Compare performance across all 3 languages: how fast can each test a ray against n circles (no broad-phase, scalar narrow-phase only)? This isolates the cost of the core circle–line arithmetic.

Go¶

package main

import (
    "fmt"
    "math"
    "time"
)

func rayHit(ox, oy, dx, dy, cx, cy, r float64) bool {
    fx, fy := ox-cx, oy-cy
    a := dx*dx + dy*dy
    bh := fx*dx + fy*dy
    c := fx*fx + fy*fy - r*r
    disc := bh*bh - a*c
    if disc < 0 {
        return false
    }
    t := (-bh - math.Sqrt(disc)) / a
    return t >= 0
}

func main() {
    sizes := []int{1000, 10000, 100000, 1000000}
    for _, n := range sizes {
        start := time.Now()
        hits := 0
        for i := 0; i < n; i++ {
            if rayHit(0, 0, 1, 0, float64(i%100), float64(i%50), 5) {
                hits++
            }
        }
        fmt.Printf("n=%8d: %.3f ms (hits=%d)\n", n,
            float64(time.Since(start).Microseconds())/1000.0, hits)
    }
}

Java¶

public class Benchmark {
    static boolean rayHit(double ox, double oy, double dx, double dy,
                          double cx, double cy, double r) {
        double fx = ox - cx, fy = oy - cy;
        double a = dx * dx + dy * dy;
        double bh = fx * dx + fy * dy;
        double c = fx * fx + fy * fy - r * r;
        double disc = bh * bh - a * c;
        if (disc < 0) return false;
        double t = (-bh - Math.sqrt(disc)) / a;
        return t >= 0;
    }

    public static void main(String[] args) {
        int[] sizes = {1000, 10000, 100000, 1000000};
        for (int n : sizes) {
            long start = System.nanoTime();
            int hits = 0;
            for (int i = 0; i < n; i++)
                if (rayHit(0, 0, 1, 0, i % 100, i % 50, 5)) hits++;
            System.out.printf("n=%8d: %.3f ms (hits=%d)%n",
                n, (System.nanoTime() - start) / 1e6, hits);
        }
    }
}

Python¶

import math
import timeit


def ray_hit(ox, oy, dx, dy, cx, cy, r):
    fx, fy = ox - cx, oy - cy
    a = dx * dx + dy * dy
    bh = fx * dx + fy * dy
    c = fx * fx + fy * fy - r * r
    disc = bh * bh - a * c
    if disc < 0:
        return False
    t = (-bh - math.sqrt(disc)) / a
    return t >= 0


def run(n):
    for i in range(n):
        ray_hit(0, 0, 1, 0, i % 100, i % 50, 5)

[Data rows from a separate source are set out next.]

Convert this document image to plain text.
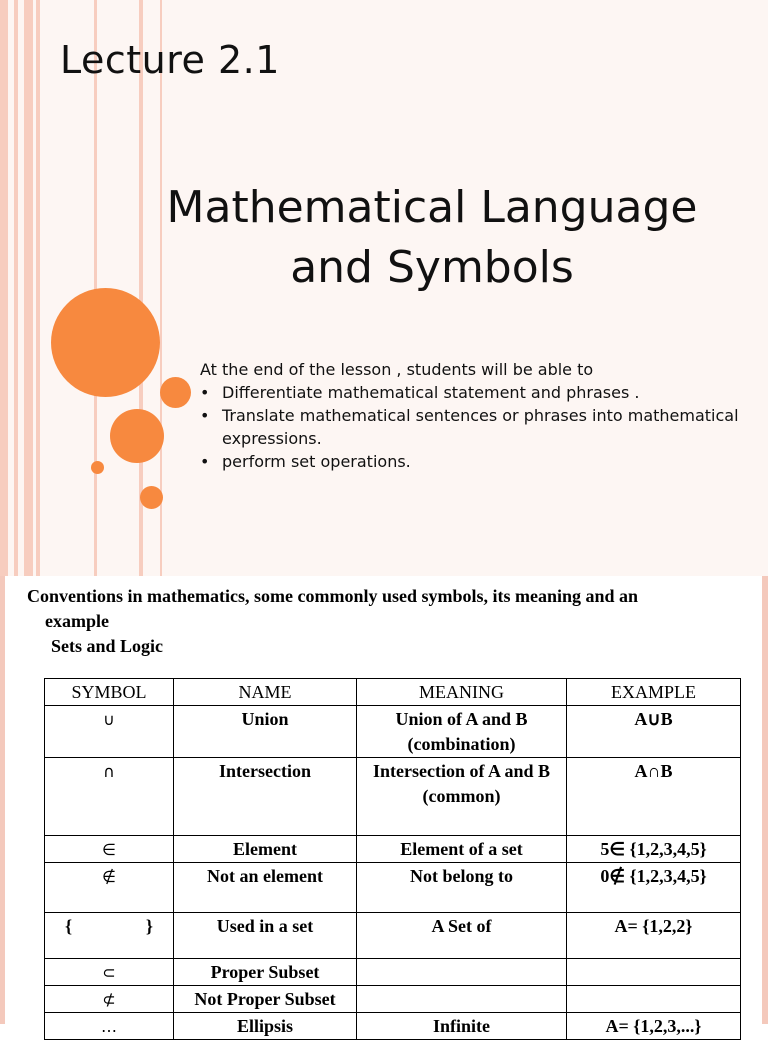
Lecture 2.1
Mathematical Language
and Symbols
At the end of the lesson , students will be able to
• Differentiate mathematical statement and phrases .
• Translate mathematical sentences or phrases into mathematical expressions.
• perform set operations.
Conventions in mathematics, some commonly used symbols, its meaning and an
example
Sets and Logic
SYMBOL	NAME	MEANING	EXAMPLE
∪	Union	Union of A and B (combination)	A∪B
∩	Intersection	Intersection of A and B (common)	A∩B
∈	Element	Element of a set	5∈ {1,2,3,4,5}
∉	Not an element	Not belong to	0∉ {1,2,3,4,5}

{ }	Used in a set	A Set of	A= {1,2,2}
⊂	Proper Subset		
⊄	Not Proper Subset		
…	Ellipsis	Infinite	A= {1,2,3,...}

if __name__ == "__main__":
    for n in (1_000, 10_000, 100_000, 1_000_000):
        t = timeit.timeit(lambda: run(n), number=1)
        print(f"n={n:>8}: {t*1000:.3f} ms")

What to observe: roughly linear scaling in n; Go and Java run this arithmetic-heavy loop an order of magnitude faster than Python. Then add the broad-phase from Task 12 and re-measure — the cull ratio, not the per-test speed, is what unlocks large n.